My laughter subsided as I came upon another dark tunnel.
Again, there was a brief period of solemness and quiet tragedy; but then, again, that time passed, and on the other side, there was still MORE creek, and more park that was revealed!
The spiral path kept going until it finally led me to a local university.
But by this time I had seen enough.
I stopped and took a breather. I shook my head:
How silly had I been these past three years? I thought. Why had I assumed the limitations of this place? Why had I never questioned, or ever wondered, that there was still more to be known, still more to be seen, still more marvelous things to do? Still much more nooks and crannies left to explore? Still so much more story to finish?
As with everything, I took this experience as the perfect metaphor for what I was learning in my life:
I thought: if I had just focused on widening my view of what was possible for me these last three years, instead of focusing on what I perceived where limitations, I might have discovered a whole lot more sooner that I was underestimating what experiences life was capable of providing for me.

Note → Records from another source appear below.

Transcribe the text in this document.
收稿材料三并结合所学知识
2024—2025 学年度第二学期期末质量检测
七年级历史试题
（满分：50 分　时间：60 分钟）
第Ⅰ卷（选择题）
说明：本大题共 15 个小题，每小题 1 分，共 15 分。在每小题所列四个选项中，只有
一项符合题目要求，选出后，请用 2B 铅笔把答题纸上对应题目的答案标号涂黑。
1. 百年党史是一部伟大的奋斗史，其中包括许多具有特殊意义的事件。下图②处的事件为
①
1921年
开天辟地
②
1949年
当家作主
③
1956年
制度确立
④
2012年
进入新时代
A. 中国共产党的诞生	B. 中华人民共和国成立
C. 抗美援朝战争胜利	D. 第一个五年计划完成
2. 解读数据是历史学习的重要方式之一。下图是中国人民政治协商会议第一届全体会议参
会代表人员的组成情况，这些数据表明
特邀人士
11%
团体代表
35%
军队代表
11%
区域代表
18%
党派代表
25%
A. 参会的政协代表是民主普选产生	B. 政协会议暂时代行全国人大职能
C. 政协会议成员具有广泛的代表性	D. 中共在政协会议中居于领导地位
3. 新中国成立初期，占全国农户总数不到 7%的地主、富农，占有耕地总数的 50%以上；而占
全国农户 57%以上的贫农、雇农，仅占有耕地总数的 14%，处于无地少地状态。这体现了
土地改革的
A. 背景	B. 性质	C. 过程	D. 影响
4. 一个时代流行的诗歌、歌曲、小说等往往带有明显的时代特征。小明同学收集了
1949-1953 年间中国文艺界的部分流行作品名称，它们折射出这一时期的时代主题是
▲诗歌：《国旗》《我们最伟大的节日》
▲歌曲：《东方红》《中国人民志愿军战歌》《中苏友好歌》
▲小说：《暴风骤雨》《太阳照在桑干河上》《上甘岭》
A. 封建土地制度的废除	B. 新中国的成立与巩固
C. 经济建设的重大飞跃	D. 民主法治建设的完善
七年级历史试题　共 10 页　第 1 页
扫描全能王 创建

By the time I had reached the local university, I decided to stop my little adventure.
But before I turned to make my way back home, I noticed that there was runners coming from the opposite direction. These other runners were coming from places I had never been to, but they were headed in the direction I had just come from—a place that had become home to me.
It was then that I realized, with great irony, that these strangers who were running toward my home saw this home as a place to arrive, whereas I saw my home as a place to depart. It was then that I understood that although we were not headed in the same direction, we were still on the same path. The only difference was that they were headed to a place that was new to them, but old to me. Whereas I was headed to a place that was old to them, but new to me.
In this way, I realized, life becomes a journey of us traversing the familiar paths of others, until those familiar paths become our own “familiar paths.” At which point, when those new paths become too familiar, we get bored, and we push forward even more, until we inevitably find that there is still so much more to the story than what we saw on the first page.
However wide we think life is, it only gets wider.
As Thoreau says: the universe is wider than our views of it. This means that not one of us, alone, can ever see the entire picture, and that’s why its better to constantly widen our view of what is possible for us, rather than mull over our limitations.
We are always going to underestimate life, so that is why we must strive to overestimate life constantly. Only then will we gain a better idea of what is truly possible for us.
And even then, we will only have an inkling.